Aber vielleicht über einen Umweg

Wir kön­nen Pod­casts pro­du­zie­ren. Nun, tech­nisch ist das nicht wei­ter schwer aber Kon­ti­nui­tät zu schaf­fen ist es wohl. Klas­si­sche Medi­en pro­du­zie­ren kon­ti­nu­ier­lich weil sie als Appa­rat vie­le Redak­teu­re beschäf­ti­gen, die sich mit ihren Hochs und Tiefs ergän­zen und eine rela­tiv kon­stan­te Sum­me von Out­put gene­rie­ren.

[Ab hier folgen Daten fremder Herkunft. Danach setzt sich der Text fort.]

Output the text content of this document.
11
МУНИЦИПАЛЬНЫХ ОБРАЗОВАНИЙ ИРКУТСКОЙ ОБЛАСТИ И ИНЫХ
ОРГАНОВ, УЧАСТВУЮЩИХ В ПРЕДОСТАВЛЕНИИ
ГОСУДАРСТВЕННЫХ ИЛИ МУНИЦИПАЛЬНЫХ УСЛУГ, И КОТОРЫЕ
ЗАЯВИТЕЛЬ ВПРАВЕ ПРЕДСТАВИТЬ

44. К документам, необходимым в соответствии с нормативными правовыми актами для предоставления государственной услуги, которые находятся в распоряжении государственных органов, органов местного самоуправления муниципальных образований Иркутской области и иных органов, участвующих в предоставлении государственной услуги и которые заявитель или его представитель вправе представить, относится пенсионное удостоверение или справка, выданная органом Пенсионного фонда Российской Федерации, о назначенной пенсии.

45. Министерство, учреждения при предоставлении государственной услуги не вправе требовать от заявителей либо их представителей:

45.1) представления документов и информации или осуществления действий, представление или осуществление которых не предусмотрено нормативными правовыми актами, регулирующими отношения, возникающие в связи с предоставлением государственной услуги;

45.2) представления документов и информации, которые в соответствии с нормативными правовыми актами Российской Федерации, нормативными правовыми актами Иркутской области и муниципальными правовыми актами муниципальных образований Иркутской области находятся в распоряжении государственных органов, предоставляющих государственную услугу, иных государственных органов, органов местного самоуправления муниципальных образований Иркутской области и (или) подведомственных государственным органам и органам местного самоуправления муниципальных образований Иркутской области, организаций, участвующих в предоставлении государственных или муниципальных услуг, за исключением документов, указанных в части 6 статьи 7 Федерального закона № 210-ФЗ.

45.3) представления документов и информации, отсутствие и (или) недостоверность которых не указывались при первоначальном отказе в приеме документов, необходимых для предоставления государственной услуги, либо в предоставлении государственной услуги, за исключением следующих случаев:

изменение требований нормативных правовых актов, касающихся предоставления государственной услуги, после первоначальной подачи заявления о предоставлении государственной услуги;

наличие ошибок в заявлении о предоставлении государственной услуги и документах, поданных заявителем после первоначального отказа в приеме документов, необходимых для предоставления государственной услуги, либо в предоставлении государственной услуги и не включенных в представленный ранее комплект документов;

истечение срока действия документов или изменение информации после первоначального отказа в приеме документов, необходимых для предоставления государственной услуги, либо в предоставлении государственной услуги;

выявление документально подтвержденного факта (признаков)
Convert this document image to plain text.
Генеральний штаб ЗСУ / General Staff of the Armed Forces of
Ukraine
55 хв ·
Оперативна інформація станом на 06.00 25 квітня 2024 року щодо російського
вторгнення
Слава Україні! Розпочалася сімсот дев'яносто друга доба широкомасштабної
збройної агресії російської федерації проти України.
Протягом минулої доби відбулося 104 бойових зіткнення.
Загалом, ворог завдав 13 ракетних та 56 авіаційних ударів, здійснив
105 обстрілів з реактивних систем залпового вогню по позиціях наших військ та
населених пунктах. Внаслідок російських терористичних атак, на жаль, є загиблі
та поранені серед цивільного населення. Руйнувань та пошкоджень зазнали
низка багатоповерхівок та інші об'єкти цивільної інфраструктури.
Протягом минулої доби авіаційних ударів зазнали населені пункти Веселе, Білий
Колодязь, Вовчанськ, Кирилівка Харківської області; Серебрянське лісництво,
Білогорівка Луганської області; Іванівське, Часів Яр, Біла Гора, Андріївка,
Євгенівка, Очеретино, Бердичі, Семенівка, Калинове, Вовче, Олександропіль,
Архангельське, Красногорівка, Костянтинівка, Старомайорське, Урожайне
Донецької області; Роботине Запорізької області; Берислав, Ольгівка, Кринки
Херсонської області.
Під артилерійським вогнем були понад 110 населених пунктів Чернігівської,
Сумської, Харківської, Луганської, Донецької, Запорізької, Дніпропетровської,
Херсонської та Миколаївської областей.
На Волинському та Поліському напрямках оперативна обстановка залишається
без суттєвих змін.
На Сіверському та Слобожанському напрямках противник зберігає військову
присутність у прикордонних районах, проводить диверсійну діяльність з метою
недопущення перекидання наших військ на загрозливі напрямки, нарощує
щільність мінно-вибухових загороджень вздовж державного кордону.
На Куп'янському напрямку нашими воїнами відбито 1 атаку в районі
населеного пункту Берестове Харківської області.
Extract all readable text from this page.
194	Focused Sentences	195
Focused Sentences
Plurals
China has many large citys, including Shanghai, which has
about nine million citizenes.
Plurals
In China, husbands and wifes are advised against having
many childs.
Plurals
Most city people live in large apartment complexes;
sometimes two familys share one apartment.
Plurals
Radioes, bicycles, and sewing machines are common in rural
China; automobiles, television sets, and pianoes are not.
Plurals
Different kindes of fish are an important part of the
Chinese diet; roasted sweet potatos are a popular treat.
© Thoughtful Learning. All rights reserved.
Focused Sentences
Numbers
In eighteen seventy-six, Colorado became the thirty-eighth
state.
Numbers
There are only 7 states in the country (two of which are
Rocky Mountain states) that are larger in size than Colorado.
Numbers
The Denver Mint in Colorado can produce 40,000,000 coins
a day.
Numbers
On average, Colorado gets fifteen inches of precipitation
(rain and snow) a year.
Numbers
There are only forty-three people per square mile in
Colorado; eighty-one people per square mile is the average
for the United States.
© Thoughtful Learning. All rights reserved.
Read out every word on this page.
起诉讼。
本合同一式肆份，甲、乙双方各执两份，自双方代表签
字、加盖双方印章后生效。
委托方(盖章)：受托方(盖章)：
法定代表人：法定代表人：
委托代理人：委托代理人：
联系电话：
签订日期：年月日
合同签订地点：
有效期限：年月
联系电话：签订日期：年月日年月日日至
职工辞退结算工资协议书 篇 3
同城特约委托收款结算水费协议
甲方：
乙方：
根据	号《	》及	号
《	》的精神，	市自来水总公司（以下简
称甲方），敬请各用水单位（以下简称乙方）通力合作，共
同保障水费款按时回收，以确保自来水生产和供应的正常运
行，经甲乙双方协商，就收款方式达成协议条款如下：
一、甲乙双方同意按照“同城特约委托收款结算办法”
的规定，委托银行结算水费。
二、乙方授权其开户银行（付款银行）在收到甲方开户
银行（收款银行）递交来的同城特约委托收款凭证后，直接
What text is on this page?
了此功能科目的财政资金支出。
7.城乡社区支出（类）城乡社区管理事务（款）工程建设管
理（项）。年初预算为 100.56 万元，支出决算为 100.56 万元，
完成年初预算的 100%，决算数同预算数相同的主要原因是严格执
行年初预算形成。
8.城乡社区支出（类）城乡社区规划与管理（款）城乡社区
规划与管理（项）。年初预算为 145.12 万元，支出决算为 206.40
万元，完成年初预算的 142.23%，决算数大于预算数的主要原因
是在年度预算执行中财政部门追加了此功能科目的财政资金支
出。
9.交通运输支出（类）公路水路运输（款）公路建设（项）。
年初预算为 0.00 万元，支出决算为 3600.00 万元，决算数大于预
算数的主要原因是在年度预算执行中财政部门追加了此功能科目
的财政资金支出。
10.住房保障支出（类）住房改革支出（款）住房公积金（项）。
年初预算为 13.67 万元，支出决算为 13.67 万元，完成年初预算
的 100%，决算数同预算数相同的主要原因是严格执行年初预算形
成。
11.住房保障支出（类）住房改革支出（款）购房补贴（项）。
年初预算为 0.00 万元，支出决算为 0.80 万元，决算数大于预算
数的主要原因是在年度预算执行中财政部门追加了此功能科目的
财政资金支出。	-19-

Die Auf­trags­pro­duk­ti­on von Pod­casts ist ein Sek­tor, in dem in Zukunft eini­ges Poten­ti­al lie­gen könn­te. Wie über­all wird auch hier aller Anfang eher beschei­den sein und das ist die Stun­de der Pod­ca­ster. Sie kön­nen es schaf­fen, zu gün­sti­gen Kon­di­tio­nen, ohne gros­sen Appa­rat Pod­casts im Auf­trag zu pro­du­zie­ren. Dann wäre der eige­ne Pod­cast zwar nicht direkt bezahlt, könn­te aber qua­si unter Wer­be­auf­wand abge­bucht wer­den um an bezahl­te Pro­duk­tio­nen zu kom­men.

Ich glau­be nicht, dass gros­se Wer­be­kun­den ihre Pod­casts inhou­se pro­du­zie­ren wer­den wol­len. Um ein pro­fes­sio­nel­les Pro­gramm zu erhal­ten braucht es schluss­end­lich halt doch etwas mehr als ein paar Män­tel aus der Gar­de­ro­be und eini­ge laue Sprü­che. kon­zep­tio­nel­les Know-how, eine ein­ge­spiel­te PR-Redak­ti­on, die tech­ni­schen Vor­aus­set­zun­gen und ein gewis­ser pla­ne­ri­scher Over­head sind wohl der ein­zi­ge Weg, kon­ti­nu­ier­lich gute Qua­li­tät und damit zufrie­de­ne Hörer und Kun­den zu erhal­ten.